Patients with isolated diabetes should be tested if they have:

a. Diabetes diagnosed young (≤35 years in White Europeans and ≤30 years in high prevalence ethnic groups like South Asians)

AND

b. Unlikely to have type 1 diabetes because:

They are not on insulin treatment

OR

They are on insulin treatment with all autoantibodies tested negative (minimum testing of GADA and IA2A) and a random non-fasting C-peptide value ≥200 pmol

AND

c. Have features suggestive of MODY:

An HbA_1c at diagnosis of diabetes <58 mmol/mol (<7.5%), if diagnosed under 18 years of age,

OR

BMI <30 kg/m² adult (child BMI <95^th centile) and a parent with diabetes (if White) or BMI <27 kg/m² (child BMI <95^th centile) and a parent with diabetes (if high prevalence type 2 diabetes ethnic group)

OR

Have a MODY probability score ≥20% if not insulin treated and ≥10% if insulin treated (see the MODY calculator).

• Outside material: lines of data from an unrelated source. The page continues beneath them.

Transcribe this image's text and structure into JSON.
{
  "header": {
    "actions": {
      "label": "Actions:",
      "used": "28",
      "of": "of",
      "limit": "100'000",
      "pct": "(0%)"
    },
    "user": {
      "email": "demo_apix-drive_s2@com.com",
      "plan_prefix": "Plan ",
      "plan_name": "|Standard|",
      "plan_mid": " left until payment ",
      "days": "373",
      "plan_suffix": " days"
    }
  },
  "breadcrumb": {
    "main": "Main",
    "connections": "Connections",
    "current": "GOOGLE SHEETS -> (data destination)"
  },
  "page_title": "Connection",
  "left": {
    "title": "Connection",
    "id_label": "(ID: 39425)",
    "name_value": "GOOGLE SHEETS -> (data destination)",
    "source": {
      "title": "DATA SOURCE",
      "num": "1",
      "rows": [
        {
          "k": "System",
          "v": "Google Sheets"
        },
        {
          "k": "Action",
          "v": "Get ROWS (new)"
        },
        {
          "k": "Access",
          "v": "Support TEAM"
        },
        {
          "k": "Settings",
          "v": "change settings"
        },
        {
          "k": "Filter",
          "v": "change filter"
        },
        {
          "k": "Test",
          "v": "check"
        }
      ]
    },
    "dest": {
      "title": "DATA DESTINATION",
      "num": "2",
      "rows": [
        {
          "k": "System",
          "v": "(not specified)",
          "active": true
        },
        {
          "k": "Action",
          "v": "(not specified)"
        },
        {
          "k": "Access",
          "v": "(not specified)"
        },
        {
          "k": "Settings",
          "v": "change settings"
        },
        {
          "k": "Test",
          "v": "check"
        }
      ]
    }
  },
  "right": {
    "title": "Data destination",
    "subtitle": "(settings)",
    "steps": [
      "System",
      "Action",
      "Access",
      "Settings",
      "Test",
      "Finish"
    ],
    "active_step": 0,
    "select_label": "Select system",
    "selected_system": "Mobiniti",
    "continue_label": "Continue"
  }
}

With regards to GCK genetic testing, individuals should be tested if they have: 

a. Fasting glucose noted to be raised ≤35 years

AND

b. Asymptomatic stable fasting hyperglycaemia (5.5–8 mmol/L) (minimum two independent laboratory fasting blood glucose test results)

OR

c. HbA_1c 36–58 mmol/mol (5.5%–7.5%).

Testing criteria in pregnancy

a. Gestational diabetes with fasting glucose 5.5–8 mmol/L

AND

b. BMI <30 kg/m² if White, or BMI <27 kg/m², if high prevalence type 2 diabetes ethnic group.

For neonatal diabetes

Any individual who was diagnosed under the age of 9 months of age can be tested.